Two stories about Groupon caught my eye this morning: “Groupon Was ‘The Single Worst Decision I Have Ever Made As A Business Owner‘” on TechCrunch, and “Groupon Is a Straight-Up Ponzi Scheme” on the Knewton blog. The headlines say a lot about where opinions about Groupon are heading, and they reflect my belief that it’s usually a very bad deal for the merchant. Two major issues with Groupon that have prevented me from recommending it to my clients:
1. Their margins are unbelievable. The merchant first has to absorb a significant discount, and then Groupon takes a pretty huge cut of what’s left.
2. Their salespeople–or at least the ones I’ve encountered–are very pushy (as the merchant in the TechCrunch story says, “[t]he sales process seemed like buying a car”). I looked into it last summer for a restaurant client, for example, and suggested February or March as the best time for a deal since then when the business most needs a boost. The rep, however, tried to convince me I’d be better of doing it “now.” Every reason he gave to support that opinion seemed to be right for Groupon without having any benefit to my client. I said no, and they continue to call me about the same client. I ignore their calls.

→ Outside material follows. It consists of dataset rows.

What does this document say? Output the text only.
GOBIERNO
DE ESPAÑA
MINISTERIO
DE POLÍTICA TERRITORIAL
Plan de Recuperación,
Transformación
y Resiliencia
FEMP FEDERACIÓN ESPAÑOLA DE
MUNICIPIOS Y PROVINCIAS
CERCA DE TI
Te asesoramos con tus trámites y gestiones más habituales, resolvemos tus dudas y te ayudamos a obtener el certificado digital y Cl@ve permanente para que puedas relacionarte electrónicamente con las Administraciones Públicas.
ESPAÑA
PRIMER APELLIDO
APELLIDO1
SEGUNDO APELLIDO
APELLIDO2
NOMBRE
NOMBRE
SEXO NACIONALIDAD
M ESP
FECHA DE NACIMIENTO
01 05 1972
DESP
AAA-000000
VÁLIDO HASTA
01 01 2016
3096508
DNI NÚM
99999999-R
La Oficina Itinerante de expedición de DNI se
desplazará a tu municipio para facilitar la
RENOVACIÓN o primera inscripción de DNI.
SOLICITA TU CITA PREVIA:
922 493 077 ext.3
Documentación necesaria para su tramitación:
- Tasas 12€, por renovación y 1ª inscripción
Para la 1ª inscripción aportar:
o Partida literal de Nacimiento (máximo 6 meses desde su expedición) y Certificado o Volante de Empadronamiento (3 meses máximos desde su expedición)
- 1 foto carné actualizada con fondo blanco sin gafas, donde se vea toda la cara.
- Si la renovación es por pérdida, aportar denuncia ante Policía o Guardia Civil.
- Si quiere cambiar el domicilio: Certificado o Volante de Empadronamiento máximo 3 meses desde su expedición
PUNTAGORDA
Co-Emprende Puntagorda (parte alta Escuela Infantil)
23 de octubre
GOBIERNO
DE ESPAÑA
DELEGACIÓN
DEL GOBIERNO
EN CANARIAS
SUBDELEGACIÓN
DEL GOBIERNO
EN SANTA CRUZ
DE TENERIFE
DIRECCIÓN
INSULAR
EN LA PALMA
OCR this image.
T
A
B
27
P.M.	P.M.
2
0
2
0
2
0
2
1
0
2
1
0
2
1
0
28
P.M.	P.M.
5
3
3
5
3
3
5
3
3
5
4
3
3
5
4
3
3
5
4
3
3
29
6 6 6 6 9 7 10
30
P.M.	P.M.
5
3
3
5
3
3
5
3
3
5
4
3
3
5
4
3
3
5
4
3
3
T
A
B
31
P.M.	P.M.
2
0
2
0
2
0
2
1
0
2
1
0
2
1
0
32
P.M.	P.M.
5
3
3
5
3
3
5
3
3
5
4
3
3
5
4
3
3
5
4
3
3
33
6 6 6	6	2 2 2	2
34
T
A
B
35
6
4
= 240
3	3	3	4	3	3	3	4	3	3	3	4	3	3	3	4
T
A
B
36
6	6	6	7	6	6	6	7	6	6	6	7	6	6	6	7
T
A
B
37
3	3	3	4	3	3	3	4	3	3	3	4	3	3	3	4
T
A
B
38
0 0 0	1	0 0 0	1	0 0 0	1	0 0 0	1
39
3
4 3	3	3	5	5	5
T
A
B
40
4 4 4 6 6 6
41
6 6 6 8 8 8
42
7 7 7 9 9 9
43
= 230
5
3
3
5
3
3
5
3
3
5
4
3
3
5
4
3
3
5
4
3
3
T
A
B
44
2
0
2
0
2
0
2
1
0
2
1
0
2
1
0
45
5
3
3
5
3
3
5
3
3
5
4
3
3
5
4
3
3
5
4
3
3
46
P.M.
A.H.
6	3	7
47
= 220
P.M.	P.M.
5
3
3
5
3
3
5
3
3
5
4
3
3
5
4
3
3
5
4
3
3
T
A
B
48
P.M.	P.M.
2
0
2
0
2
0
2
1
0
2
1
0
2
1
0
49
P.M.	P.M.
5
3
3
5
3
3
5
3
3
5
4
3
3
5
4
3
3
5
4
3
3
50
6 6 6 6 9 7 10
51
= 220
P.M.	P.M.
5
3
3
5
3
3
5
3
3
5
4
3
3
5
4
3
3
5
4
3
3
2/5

Now, there are times when I think a business might benefit from considering a Groupon-like deal. A brand new retailer looking to attract customers, for example, might need the initial boost that an offer could provide. (One word of caution, though: hair salons, spas, tanning salons and other businesses that rely on customers making appointments should avoid Groupon even if they’re brand new. If your deal is “successful,” you’ll end up with a book full of low- to no-margin customers.) But remember, Groupon isn’t the only game in town. Interact with Groupon’s sales staff and judge for yourself, but don’t be shy about saying no. It’s likely the right decision for your business.